Was ist das Problem?
Manche Anbieter auf Online-Verkaufsplattformen wie Ebay und Amazon tricksen bei der Steuer. Insbesondere bei Waren aus dem asiatischen Raum werden hier nach Angaben des Bundesfinanzministeriums Waren verkauft, ohne dass die Umsatzsteuer abgeführt wird. "Die Steuerausfälle bewegen sich nach Schätzungen im hohen dreistelligen Millionenbereich", so Hessens Finanzministerium.

Wie funktioniert das genau?
Häufig sind sogenannte Fulfillment-Dienstleister im Spiel. Dabei befindet sich die Ware bereits in Lagern im Land, der Versand wird dann meist durch den Dienstleister abgewickelt. Eigentümer ist allerdings weiterhin ein Unternehmen mit Sitz außerhalb Europas, nach Angaben der Ministerien in Hessen und Baden-Württemberg oft in China und Hongkong. Der Eigentümer müsste auch die Umsatzsteuer für Inlandsumsätze abführen und sich beim zuständigen deutschen Finanzamt registrieren. Doch davor drücken sich manche Firmen offenbar. So können sie ihre Waren entweder günstiger anbieten oder – falls sie ihren Kunden die Steuer in Rechnung stellen – die Gewinnspanne vergrößern.

Was soll nun passieren?
Die Plattformbetreiber werden in die Pflicht genommen. Sie sollen nur noch Händler zulassen dürfen, die steuerlich registriert sind. Fehlt die Registrierung, müssten sie den Anbieter sperren – andernfalls hafteten Ebay, Amazon & Co. für entgangene Umsatzsteuer-Einnahmen.

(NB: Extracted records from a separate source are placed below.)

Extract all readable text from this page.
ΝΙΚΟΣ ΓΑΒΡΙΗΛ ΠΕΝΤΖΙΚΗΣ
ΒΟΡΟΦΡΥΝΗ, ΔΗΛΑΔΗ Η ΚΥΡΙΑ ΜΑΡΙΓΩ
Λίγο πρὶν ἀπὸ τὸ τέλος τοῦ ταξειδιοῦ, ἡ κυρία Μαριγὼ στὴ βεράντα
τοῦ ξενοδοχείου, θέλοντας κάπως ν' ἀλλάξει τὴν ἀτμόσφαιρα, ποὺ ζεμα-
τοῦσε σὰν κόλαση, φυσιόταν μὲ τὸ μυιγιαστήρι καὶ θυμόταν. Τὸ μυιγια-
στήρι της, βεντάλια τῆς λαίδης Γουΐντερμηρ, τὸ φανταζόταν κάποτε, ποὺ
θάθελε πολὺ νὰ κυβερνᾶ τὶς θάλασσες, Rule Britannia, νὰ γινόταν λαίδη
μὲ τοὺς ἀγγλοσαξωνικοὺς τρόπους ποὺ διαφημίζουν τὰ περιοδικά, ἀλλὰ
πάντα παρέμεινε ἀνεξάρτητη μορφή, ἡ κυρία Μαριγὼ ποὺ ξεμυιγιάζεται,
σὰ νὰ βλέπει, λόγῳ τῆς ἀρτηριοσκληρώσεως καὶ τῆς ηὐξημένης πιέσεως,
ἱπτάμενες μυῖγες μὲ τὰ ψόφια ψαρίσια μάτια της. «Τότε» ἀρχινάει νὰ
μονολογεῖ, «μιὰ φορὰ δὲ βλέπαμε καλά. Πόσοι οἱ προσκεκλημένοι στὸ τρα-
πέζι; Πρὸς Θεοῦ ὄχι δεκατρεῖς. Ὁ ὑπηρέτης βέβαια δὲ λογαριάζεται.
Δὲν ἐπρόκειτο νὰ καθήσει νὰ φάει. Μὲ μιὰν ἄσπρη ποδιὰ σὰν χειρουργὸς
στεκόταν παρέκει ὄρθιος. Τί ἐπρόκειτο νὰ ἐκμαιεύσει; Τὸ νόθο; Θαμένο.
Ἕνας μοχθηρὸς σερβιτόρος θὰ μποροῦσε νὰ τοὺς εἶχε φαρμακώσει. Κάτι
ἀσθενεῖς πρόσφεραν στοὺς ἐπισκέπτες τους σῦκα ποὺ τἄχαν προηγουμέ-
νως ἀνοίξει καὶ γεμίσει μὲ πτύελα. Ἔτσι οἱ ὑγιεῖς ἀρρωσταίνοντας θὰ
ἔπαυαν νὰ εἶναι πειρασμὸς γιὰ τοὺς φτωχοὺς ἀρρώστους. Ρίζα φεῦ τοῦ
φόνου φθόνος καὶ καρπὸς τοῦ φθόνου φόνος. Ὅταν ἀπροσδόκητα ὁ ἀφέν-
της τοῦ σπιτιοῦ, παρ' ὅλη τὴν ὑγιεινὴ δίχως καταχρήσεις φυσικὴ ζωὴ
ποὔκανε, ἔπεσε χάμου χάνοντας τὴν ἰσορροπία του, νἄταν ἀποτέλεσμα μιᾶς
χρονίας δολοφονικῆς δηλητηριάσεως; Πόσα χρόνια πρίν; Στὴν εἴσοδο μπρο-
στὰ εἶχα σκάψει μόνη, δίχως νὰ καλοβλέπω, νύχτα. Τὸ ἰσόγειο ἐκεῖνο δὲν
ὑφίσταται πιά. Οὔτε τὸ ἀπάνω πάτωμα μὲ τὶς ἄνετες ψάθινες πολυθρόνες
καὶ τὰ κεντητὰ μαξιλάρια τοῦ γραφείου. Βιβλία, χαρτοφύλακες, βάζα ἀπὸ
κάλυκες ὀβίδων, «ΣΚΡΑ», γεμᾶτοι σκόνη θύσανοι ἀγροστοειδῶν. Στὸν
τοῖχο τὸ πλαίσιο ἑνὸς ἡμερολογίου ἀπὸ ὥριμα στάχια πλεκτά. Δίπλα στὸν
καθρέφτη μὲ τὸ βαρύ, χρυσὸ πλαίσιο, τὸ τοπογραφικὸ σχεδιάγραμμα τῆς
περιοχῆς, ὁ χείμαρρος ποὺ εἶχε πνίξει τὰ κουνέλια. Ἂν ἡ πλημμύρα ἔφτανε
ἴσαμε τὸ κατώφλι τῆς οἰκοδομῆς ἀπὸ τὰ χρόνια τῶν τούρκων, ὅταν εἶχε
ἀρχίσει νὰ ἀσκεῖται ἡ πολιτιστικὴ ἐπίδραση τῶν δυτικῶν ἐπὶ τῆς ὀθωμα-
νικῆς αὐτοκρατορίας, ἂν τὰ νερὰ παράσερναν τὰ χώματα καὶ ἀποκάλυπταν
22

Was sagt die Branche dazu?
Der Handelsverband Deutschland als Vertreter des Einzelhandels ist zufrieden, dass die Minister gegen den unfairen Wettbewerb vorgehen wollen. Der Bundesverband Online-Handel hingegen ist skeptisch. "Den schwarzen Peter an die Marktplätze zu schieben, ist viel zu kurz gesprungen", meint Präsident Oliver Prothmann. "Wenn man solche Auflagen für die Plattformen macht, bei denen es heute vor allem das Problem gibt – also bei Amazon und Ebay –, dann verlagert sich das Ganze einfach, und die Händler eröffnen eigene Online-Shops." Die Plattformbetreiber könnten zum Beispiel gar nicht überprüfen, ob Steuernummern authentisch seien. Prothmann schlägt stattdessen eine offizielle Seite bei den Finanzämtern vor, bei der man dubiose Anbieter melden kann. Beschwerden bei den Behörden wären zwar heute schon möglich, verhallen laut Prothmann aber zu oft: "Das, was ich höre, ist, dass die Händler null Resonanz von den Finanzämtern bekommen." Hessens Finanzminister Thomas Schäfer hält die Bedenken für überzogen. Es gebe auch in der Branche selbst ein Interesse, die "Spreu vom Weizen" zu trennen. Zudem seien große Onlineplattformen im Sammeln und Registrieren von Daten sehr versiert.

Wie geht es weiter?
Bund und Länder wollen einen gemeinsamen Gesetzesvorschlag erarbeiten und im ersten Quartal nächsten Jahres vorlegen. Wenn Bundesrat und Bundestag zustimmen, könnten die neuen Auflagen noch im ersten Halbjahr 2018 greifen. Die Möglichkeit, ob die Plattformen eine Quellensteuer abführen müssten, soll in einer Arbeitsgruppe weiter abgeklopft und in einigen Monaten beraten werden.